香港は長い間イギリスの植民地でしたが、20年以上前に中国に返還され、今では完全に中国の領土の一部です。香港の住民は上海や北京の住民と同じく中国人です。ところが、香港だけは私有財産を保護しFreedom(自由)を守る法体系を持つという、イギリス領だった時代からの制度を維持していました。中国の他の地域と制度が異なるので、一国二制度といわれているわけです。
上海や北京は、香港よりもはるかに大きな都市なのに、香港のような特権を持っていません。香港は過去の歴史上の経緯から、えこひいきされていたのです。最近になって中国政府は一国二制度を否定して、香港を中国の他の地域と全く同じように扱おうとしました。
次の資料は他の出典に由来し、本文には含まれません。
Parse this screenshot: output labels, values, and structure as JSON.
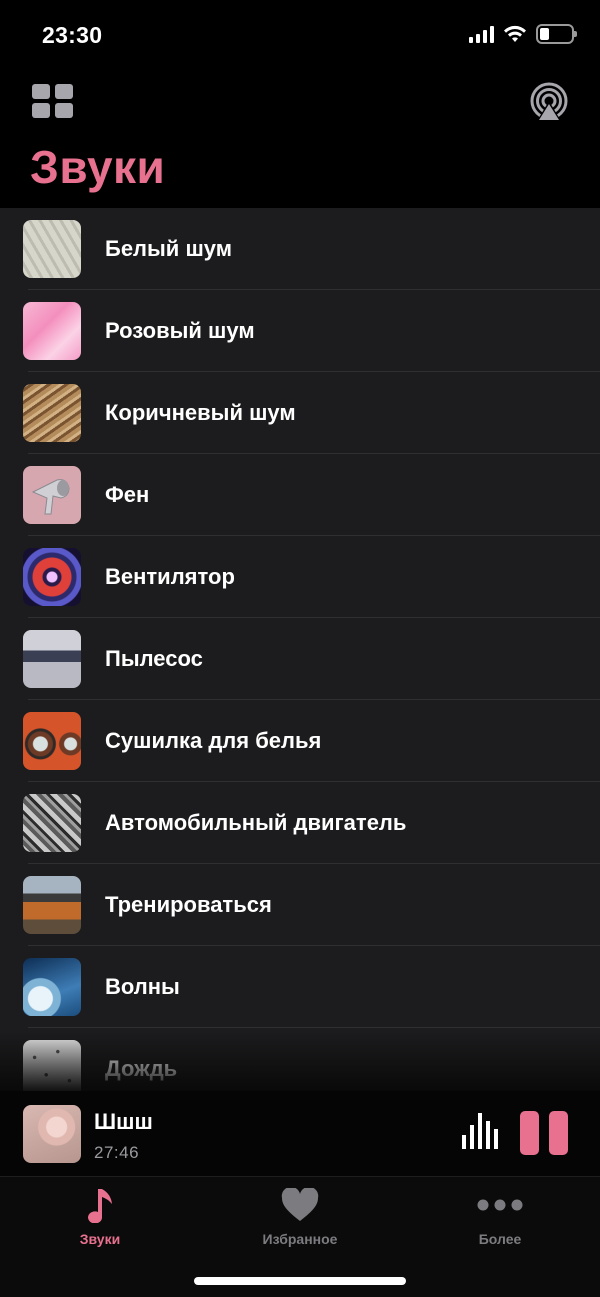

これに対して香港の住民は、他の中国人と同じように扱われるのは嫌だ、と反抗しているわけです。そしてイギリスやアメリカなどの外国は、香港に対する特別待遇を協定通りに50年間は続けよ、と主張して香港を支援しています。私の言い方に問題があるかもしれませんが、香港問題を大きくとらえると、このような図式になります。
1949年、中国を統一した共産党政府は、イギリスに香港返還を迫ることもできました。香港はイギリスがアヘン戦争を仕掛けて強奪した土地なので、支那には堂々と返還を要求する権利があり、イギリスはその理屈に対抗できません。実際、香港を統治していたイギリスの総督は、「北京から電話一本かかってきたら、香港をすぐに引き渡さなくてはならない」と自分たちの立場の弱さを自覚していました。
ところが中国政府は、イギリスに香港返還を要求しませんでした。香港を資本主義世界への窓口として使い、貿易や資金調達をしようと考えたからです。また、高官がため込んだ賄賂を海外に送金するにも、香港が資本主義体制でなければなりませんでした。
このような理由で中国政府は国土の一部を植民地のままに放置し、本土とは違う政治体制を許容しました。その結果、香港は本土にはない言論の自由と民主体制を得ることができました。中国の態度は異常で、まともな国は国家の独立と統合を最優先します。
ではなぜ、中国政府が香港を植民地のままにし、また特別待遇をすることが出来たかと言えば、中国人が横のつながりを重視しないからです。つまり、彼らはFreedomや誠の考え方を持たず、同じ民族の者を仲間と考えて互いに助け合わないからです。だから香港を特別待遇させても、他の地域は大騒ぎしないことを知っていたわけです。
1997年に中国は、永久にイギリス領になったはずの香港島の返還をイギリスに要求し、イギリスはそれに応じました。この時も中国は、香港を資本主義世界に開いた窓口として使い続けようとしました。そして50年間は香港の資本主義と民主主義体制を維持する一国二制度をイギリスに約束しました。
最近になって、北京や上海の経済的実力が大きくなり、香港の重要性が薄らいだので、中国は一国二制度を廃止し、香港を他の地域と同じようにしようと考えました。やはり国内に違う体制の地域があることは、統治上問題が大きかったからです。